# where to put vapor retarder



## Tom Struble (Dec 29, 2008)

oo...if i was you i wouldn't do any of that:no:


----------



## biglurr54 (Jan 9, 2012)

How would you insulate an attic with polyiso foam. I already have the material.


----------



## Windows on Wash (Aug 30, 2011)

I am having a real tough time discerning what you are referring to here.

Can you provide a picture or try to be a bit more clear?


----------



## Maintenance 6 (Feb 26, 2008)

biglurr54 said:


> I am putting insulation in an stock that has no vapor barrier. I will be adding a vapor barrier before I add the insulation. I will be adding 8 inches of oily ISO foam that will rest on the attic floor jiosts. I was planning on putting the vapor barrier over the attic floor joists, staple and tape everything. Then I will lay the foam over it. Will this rot out my joists because the moisture will be held there by the vapor barrier.


Can you clear up the words in red? 
The iso probably has a facer on it that will be enough vapor retarder. You're probably going to get more bang if you cut the iso to fit between the joists and get it down to the ceiling level. Then you won't have that huge air gap.


----------



## biglurr54 (Jan 9, 2012)

Sorry the auto correct program changed the words on me. The first word is supposed to be attic and the second is Poly. 

The foam I got its second hand from commercial roofs so the foil membrane isn't in the best condition.
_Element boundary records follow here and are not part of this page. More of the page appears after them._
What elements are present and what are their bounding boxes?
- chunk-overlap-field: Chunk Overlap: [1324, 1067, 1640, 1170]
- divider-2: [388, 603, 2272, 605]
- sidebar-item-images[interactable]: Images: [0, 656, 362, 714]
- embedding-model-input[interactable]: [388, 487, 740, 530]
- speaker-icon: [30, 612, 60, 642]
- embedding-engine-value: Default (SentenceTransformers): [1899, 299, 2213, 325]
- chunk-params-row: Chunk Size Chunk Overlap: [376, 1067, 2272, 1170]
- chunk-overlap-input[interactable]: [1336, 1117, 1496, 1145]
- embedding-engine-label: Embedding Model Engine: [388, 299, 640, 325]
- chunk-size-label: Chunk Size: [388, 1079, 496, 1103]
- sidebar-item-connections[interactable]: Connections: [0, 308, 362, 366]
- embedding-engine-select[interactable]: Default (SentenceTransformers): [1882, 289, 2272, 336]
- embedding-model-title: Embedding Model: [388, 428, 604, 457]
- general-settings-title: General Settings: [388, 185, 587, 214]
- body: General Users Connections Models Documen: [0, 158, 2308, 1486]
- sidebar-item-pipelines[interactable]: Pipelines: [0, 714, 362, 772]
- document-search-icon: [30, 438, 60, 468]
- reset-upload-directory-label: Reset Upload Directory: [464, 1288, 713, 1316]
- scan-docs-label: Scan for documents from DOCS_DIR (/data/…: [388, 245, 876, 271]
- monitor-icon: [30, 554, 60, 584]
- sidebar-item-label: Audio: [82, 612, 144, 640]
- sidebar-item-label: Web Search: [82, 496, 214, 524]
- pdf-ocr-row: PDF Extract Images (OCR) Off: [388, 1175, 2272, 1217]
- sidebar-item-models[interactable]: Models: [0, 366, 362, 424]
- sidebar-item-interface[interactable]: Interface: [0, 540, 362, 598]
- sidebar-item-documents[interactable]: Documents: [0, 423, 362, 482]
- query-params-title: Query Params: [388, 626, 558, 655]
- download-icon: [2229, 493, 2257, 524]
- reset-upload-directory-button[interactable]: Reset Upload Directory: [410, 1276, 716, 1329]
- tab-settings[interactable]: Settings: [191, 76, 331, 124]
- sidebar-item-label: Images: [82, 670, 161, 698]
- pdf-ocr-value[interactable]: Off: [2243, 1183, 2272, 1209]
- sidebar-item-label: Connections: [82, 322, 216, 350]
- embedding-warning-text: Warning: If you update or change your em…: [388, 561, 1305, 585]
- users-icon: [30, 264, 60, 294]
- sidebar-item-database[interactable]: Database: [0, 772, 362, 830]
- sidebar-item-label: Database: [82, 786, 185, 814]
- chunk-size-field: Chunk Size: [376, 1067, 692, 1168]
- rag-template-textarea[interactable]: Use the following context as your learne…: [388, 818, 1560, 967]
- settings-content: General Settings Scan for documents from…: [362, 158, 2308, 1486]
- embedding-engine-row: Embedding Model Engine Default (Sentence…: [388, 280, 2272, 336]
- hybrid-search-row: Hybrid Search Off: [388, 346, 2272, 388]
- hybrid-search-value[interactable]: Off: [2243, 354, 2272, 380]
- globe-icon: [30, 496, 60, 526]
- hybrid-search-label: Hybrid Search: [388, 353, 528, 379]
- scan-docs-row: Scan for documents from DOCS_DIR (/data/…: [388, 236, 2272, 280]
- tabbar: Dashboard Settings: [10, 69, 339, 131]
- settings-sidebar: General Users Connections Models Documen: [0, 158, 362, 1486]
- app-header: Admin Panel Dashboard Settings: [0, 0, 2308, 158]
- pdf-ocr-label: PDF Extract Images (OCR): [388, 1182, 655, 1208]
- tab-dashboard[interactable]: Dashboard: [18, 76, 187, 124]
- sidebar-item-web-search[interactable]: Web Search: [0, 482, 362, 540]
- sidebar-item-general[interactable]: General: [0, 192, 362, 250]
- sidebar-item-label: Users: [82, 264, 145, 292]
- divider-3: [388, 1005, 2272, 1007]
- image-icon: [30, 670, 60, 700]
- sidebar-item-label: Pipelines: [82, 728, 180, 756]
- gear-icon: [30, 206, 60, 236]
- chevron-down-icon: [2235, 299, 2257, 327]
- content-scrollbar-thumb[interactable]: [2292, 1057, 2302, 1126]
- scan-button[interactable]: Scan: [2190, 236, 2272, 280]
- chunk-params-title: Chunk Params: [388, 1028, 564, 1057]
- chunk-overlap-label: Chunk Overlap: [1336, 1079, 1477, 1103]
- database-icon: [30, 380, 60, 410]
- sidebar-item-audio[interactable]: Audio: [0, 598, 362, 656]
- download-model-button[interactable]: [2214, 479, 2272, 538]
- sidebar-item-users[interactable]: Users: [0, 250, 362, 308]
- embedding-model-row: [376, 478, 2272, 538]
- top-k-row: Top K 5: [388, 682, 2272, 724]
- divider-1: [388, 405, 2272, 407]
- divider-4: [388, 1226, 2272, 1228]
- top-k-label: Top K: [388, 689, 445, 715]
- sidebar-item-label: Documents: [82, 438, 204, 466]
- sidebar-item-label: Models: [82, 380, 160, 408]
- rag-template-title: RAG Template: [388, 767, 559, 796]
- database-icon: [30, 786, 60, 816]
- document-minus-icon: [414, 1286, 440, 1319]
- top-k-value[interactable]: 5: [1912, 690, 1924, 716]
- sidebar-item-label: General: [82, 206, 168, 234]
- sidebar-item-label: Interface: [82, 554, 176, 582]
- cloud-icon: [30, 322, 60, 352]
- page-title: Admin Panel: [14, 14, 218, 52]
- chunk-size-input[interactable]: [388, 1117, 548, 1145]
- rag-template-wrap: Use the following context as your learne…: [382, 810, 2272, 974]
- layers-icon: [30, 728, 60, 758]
Should I lay a vapor barrier down so it goes inside the bays between the joists, then over the joist, then into the next bay. Then cut the foam to fit and lay it in the bays? I'm concerned this will trap moisture on the joists and eventually rot them out.


----------



## Maintenance 6 (Feb 26, 2008)

I would get some foil tape and patch the facer on the iso. I don't know where you are, so I can't answer much on a vapor retarder. I know you do NOT want to go in and out of the cavity with poly. Where it runs across the tops of your joists, it will be uninsulated and on the cold side, so you'll have condensation along all the joists.


----------



## Gary in WA (Mar 11, 2009)

In agree, no poly up there at all. 
1. Will you be covering the joists or going inside? Fiberglass in the cavity?

http://www.buildingscience.com/documents/insights/bsi-049-confusion-about-diffusion

2. Where are you located?

Gary


----------



## Bob Mariani (Dec 1, 2008)

A vapor barrier only is applied to the ceiling joists prior to drywall (attic floor) on the warm side of this structure. No vapor barrier is to be used atop the joists. What is important is an airtight attic floor for any insulation to work. (read my how to doc on attic insulation posted in the how to section of this site). Any insulation placed in the attic needs to be tight against the drywall to be effective. If you want to cut your foam board and insert it between the joist bays, you need to cur around any wiring or plumbing and foam all the edges with spray foam. A very time consuming project and not very cost effective use of time.


----------